Tailandia. Habría 480 mil apátridas miembros de minorías étnicas que habitan en la región montañosa fronteriza con Myanmar y Laos. A ellos se suma el pueblo seminómade de los moken, los llamados “gitanos del mar”, que sobreviven de la pesca en el sudeste del Índico.

Siria. En 2011 había unos 300 mil, kurdos a los que en 1962 se les quitó la nacionalidad. Hoy quedarían 160 mil, acogidos en campos de refugiados de Jordania y Líbano. Si tienen hijos allí, esos niños ya nacerán apátridas.

Kuwait. Se habla de entre 95 y 110 mil apátridas. Son los “bidún yinsiya” (sin nacionalidad en árabe), herederos de tribus nómades que se movían en los alrededores del golfo Pérsico.

Irak. Unos 50 mil bidún y 100 mil kurdos faili, históricos residentes de la frontera con Irán a los que en 1980 se les retiró la nacionalidad.

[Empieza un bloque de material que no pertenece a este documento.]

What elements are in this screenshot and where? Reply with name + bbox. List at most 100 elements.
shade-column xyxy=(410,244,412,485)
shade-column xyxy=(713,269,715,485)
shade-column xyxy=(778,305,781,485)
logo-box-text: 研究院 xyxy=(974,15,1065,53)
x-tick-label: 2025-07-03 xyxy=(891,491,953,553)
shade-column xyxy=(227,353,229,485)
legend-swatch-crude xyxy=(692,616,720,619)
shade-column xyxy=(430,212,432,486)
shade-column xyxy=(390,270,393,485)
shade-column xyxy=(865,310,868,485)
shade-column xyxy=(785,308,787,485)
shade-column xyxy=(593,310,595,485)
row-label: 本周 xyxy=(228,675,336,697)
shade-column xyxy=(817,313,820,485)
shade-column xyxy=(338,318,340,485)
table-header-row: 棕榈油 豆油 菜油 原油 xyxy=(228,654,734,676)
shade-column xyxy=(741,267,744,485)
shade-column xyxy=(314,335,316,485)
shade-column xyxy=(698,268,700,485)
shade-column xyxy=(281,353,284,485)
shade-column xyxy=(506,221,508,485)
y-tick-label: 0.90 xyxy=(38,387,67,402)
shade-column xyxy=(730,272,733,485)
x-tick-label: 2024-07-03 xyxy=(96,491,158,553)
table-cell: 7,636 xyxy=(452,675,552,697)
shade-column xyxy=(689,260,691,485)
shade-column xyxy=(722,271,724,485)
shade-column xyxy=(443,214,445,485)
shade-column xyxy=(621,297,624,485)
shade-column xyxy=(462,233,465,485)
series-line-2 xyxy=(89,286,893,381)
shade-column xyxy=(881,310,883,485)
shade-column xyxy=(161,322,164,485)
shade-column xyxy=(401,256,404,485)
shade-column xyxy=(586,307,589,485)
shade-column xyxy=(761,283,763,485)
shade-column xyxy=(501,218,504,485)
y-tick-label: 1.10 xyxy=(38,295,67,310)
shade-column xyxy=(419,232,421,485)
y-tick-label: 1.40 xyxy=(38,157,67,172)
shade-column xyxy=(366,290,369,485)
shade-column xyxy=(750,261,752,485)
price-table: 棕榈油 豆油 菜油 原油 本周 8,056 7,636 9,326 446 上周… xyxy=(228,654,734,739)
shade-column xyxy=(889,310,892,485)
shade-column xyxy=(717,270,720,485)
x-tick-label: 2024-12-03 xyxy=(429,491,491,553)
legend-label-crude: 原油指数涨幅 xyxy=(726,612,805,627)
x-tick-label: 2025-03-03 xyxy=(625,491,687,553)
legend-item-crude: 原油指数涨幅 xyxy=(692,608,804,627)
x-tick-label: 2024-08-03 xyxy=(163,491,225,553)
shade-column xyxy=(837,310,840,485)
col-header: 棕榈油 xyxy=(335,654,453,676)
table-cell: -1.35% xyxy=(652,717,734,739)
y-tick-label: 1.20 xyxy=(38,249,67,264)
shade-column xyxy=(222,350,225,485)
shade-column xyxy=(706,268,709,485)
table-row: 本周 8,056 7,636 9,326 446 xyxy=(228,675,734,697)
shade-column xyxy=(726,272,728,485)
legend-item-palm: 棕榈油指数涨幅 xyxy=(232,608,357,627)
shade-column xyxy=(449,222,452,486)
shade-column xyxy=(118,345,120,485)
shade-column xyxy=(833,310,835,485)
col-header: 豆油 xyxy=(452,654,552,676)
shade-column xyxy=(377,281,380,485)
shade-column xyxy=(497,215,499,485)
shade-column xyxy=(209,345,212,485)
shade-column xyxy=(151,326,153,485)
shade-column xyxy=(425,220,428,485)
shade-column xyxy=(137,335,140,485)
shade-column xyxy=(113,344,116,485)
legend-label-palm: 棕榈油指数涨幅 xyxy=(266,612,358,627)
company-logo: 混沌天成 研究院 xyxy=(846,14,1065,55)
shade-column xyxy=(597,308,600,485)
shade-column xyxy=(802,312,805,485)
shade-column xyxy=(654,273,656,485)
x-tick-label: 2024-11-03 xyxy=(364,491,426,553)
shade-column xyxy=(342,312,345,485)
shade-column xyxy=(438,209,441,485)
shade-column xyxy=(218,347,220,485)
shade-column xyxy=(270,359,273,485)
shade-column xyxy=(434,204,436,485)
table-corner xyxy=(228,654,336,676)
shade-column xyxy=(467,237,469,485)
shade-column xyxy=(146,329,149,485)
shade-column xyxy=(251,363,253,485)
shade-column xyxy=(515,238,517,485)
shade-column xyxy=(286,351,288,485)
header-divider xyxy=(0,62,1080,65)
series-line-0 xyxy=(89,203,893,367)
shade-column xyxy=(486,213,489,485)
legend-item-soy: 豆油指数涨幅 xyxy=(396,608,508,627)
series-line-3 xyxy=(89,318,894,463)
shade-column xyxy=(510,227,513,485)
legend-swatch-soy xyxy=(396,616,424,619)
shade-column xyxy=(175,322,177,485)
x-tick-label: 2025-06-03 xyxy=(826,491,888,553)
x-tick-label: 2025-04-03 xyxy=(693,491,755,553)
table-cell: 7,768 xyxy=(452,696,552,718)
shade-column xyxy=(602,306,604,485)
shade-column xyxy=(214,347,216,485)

Nepal. El gobierno niega la existencia de apátridas, pero entre la red montañosa dominada por el Himalaya se estima que habría varios cientos de miles, hijos de mujeres nepalesas con extranjeros, a los que, por ley, no pueden transmitir la nacionalidad.

Costa de Marfil. Aquí se habla con exactitud de 692 mil, hijos de migrantes de los países vecinos que en el siglo pasado fueron a trabajar en las plantaciones de café y algodón.

Letonia/Estonia. Con el fin de la Unión Soviética, cientos de miles de rusos permanecieron en los nuevos Estados bálticos, donde quedaron definidos como “no ciudadanos”.

Europa. Decenas de miles de gitanos quedaron apátridas tras la partición de Yugoslavia y Checoslovaquia, los desplazamientos provocados por las guerras de Kosovo y Bosnia o la incapacidad de registrar a los hijos por falta de certificados de nacimiento.